Ces dernières années, il était estimé qu’environ 70 % des médecins en Italie sont des « objecteurs de conscience », mais les chiffres varient beaucoup selon les régions. Par exemple, en Lombardie, plus de 60 % des médecins sont des objecteurs de conscience, tout comme en Ligurie et dans le Piémont. Dans les régions du sud de l’Italie, le nombre d’objecteurs de conscience est encore plus élevé, avec 80 % des médecins dans le Latium, 86 % dans les Pouilles et plus de 90 % en Basilicate et dans le Molise.

Cette situation a pour effet de rendre l’accès à l’avortement difficile dans certaines régions voire impossible dans les régions les plus méridionales de la péninsule. De plus, le manque de médecins non-objecteurs entraîne un allongement considérable du délai d’obtention d’un rendez-vous pour un avortement, ce qui peut amener les femmes à dépasser le délai légal. Ainsi, celles-ci sont souvent contraintes de se rendre dans une autre ville, dans une autre région ou même à l’étranger afin de pourvoir avorter. Ces difficultés d’accès à l’avortement amènent les amènent également à recourir à des avortements illégaux. En 2019, le gouvernement italien estimé entre 10 000 et 13 000 par an le nombre d’avortement illégaux pratiqués dans la péninsule.

L’impact du Covid-19 sur l’accès à l’avortement en Italie

Les restrictions de voyage, la crainte de la contagion et le manque d’information sur les services obstétricaux disponibles liés à la propagation du Covid-19 ont exacerbé les difficultés préexistantes d’accès à l’avortement en Italie. Selon un rapport de Human Right Watch, le gouvernement italien a manqué à sa responsabilité de garantir des voies d’accès claires à certains soins médicaux essentiels (dont l’avortement fait partie) ce qui a entraîné la suspension des avortements dans plusieurs hôpitaux italiens. Cela a également engendré des retards importants dans la prise en charge empêchant certaines femmes d’avorter car elles avaient dépassé la limite légale de douze semaines.
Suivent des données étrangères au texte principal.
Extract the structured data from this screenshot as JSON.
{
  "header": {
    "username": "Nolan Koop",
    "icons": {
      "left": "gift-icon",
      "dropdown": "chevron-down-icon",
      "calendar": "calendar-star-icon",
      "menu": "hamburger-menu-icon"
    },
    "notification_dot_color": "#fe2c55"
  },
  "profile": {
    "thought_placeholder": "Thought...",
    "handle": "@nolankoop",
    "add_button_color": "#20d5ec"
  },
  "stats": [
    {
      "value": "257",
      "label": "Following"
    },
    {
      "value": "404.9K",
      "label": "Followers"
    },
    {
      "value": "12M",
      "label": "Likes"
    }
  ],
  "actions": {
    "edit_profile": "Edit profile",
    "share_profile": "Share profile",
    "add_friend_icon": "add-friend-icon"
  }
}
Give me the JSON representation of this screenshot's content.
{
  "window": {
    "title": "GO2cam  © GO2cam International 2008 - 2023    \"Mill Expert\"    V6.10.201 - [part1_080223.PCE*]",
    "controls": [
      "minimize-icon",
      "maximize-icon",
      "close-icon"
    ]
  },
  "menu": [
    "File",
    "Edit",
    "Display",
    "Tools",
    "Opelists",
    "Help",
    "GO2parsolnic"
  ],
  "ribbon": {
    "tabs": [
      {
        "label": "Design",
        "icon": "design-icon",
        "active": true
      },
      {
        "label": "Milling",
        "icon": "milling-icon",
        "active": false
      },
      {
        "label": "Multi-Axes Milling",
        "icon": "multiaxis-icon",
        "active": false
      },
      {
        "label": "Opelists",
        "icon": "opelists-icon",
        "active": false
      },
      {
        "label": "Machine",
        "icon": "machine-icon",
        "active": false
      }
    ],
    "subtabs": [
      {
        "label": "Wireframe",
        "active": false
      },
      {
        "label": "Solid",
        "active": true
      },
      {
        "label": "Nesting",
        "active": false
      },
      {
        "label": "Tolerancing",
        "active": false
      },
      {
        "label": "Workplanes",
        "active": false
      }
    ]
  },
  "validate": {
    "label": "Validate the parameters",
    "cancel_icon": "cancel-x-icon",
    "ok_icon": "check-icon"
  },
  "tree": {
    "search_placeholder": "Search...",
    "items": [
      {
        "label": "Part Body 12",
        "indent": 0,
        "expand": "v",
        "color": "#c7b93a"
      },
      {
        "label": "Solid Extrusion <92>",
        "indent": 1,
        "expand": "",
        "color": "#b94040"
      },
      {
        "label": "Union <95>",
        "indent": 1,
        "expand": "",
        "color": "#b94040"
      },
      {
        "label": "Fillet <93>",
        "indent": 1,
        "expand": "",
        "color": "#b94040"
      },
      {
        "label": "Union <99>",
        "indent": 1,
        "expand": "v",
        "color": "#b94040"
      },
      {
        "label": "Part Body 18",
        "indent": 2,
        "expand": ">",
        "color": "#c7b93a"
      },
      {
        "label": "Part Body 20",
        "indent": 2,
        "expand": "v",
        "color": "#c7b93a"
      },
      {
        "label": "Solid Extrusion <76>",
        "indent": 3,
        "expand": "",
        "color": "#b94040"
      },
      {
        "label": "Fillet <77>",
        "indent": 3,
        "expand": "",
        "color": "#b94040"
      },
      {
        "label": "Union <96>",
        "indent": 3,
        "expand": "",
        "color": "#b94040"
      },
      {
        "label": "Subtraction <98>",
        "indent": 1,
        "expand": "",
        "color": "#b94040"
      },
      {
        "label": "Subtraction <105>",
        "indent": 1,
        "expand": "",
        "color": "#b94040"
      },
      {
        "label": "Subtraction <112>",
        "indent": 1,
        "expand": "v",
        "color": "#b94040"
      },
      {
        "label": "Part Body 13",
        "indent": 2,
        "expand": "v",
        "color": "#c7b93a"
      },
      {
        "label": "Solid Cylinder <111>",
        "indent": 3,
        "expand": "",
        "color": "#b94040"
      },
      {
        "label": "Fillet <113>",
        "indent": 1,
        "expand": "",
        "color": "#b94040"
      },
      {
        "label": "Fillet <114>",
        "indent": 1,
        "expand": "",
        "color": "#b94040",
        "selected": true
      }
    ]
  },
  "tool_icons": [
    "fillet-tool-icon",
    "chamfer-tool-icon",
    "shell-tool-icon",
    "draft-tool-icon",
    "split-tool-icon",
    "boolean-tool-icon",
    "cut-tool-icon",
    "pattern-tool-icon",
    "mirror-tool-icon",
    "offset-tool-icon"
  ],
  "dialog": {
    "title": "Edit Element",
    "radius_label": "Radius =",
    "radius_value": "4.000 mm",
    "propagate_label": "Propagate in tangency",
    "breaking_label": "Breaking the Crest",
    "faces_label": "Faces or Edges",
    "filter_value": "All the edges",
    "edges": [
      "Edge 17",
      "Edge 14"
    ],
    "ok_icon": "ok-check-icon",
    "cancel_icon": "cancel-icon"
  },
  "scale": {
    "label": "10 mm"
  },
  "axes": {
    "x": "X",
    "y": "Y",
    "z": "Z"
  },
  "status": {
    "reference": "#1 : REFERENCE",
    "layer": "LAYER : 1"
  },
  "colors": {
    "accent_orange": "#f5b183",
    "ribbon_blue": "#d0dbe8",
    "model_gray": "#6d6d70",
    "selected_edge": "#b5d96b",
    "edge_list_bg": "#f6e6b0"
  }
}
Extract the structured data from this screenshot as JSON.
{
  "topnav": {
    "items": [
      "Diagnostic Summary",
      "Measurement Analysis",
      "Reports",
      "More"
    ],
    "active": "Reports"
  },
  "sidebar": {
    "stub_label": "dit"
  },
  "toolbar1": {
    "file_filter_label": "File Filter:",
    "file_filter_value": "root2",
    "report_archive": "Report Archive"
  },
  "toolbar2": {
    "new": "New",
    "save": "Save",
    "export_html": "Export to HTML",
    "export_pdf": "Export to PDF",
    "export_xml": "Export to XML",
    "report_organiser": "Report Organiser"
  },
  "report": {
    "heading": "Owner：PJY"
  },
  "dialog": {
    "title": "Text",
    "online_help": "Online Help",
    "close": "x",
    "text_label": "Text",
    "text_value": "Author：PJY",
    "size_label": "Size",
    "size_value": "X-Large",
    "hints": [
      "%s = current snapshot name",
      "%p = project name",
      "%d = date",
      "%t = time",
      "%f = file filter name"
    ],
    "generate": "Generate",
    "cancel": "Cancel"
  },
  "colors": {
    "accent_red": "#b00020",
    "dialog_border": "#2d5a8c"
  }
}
Cette situation a amené le gouvernement Italien à modifier les modalités d’accès à l’IVG médicamenteuse. Ainsi, le délai d’accès à l’IVG médicamenteuse a été étendu de 7 à 9 semaines de grossesse et la procédure sera désormais effectué en ambulatoire alors que jusqu’à présent trois jours d’hospitalisation étaient recommandés.

Bien que cette circulaire constitue sur le papier une amélioration des conditions d’accès à l’avortement et une homogénéisation de la procédure d’IVG médicamenteuse (puisque certaines régions autorisaient déjà la prise de la pilule abortive sans hospitalisation), il est encore trop tôt pour juger de l’efficacité de cette mesure. Par ailleurs, celle-ci a été fortement critiquée dans certaines régions italiennes comme en Ombrie où la Présidente de région Donatella Tesei (Lega) avait interdit en juin dernier l’utilisation de la pilule abortive sans hospitalisation ce qui avait provoqué une vague de manifestations.

Avortement : que dit l’Europe ?

Le Conseil de l’Europe a critiqué par deux fois les conditions d’avortement en Italie. En effet, le comité des droits sociaux du Conseil de l’Europe a estimé que les femmes italiennes souhaitant avorter se heurtent encore à trop d’obstacles. Le comité a également affirmé qu’un pays autorisant les clauses de conscience doit s’assurer que cela n’empêche pas l’accès à l’avortement.

Quant à l’Union européenne, elle n’a pas de compétence juridique en matière d’avortement mais cela n’a pas empêché le Parlement Européen d’exprimer ses préoccupations à propos du durcissement de la loi sur l’avortement en Pologne.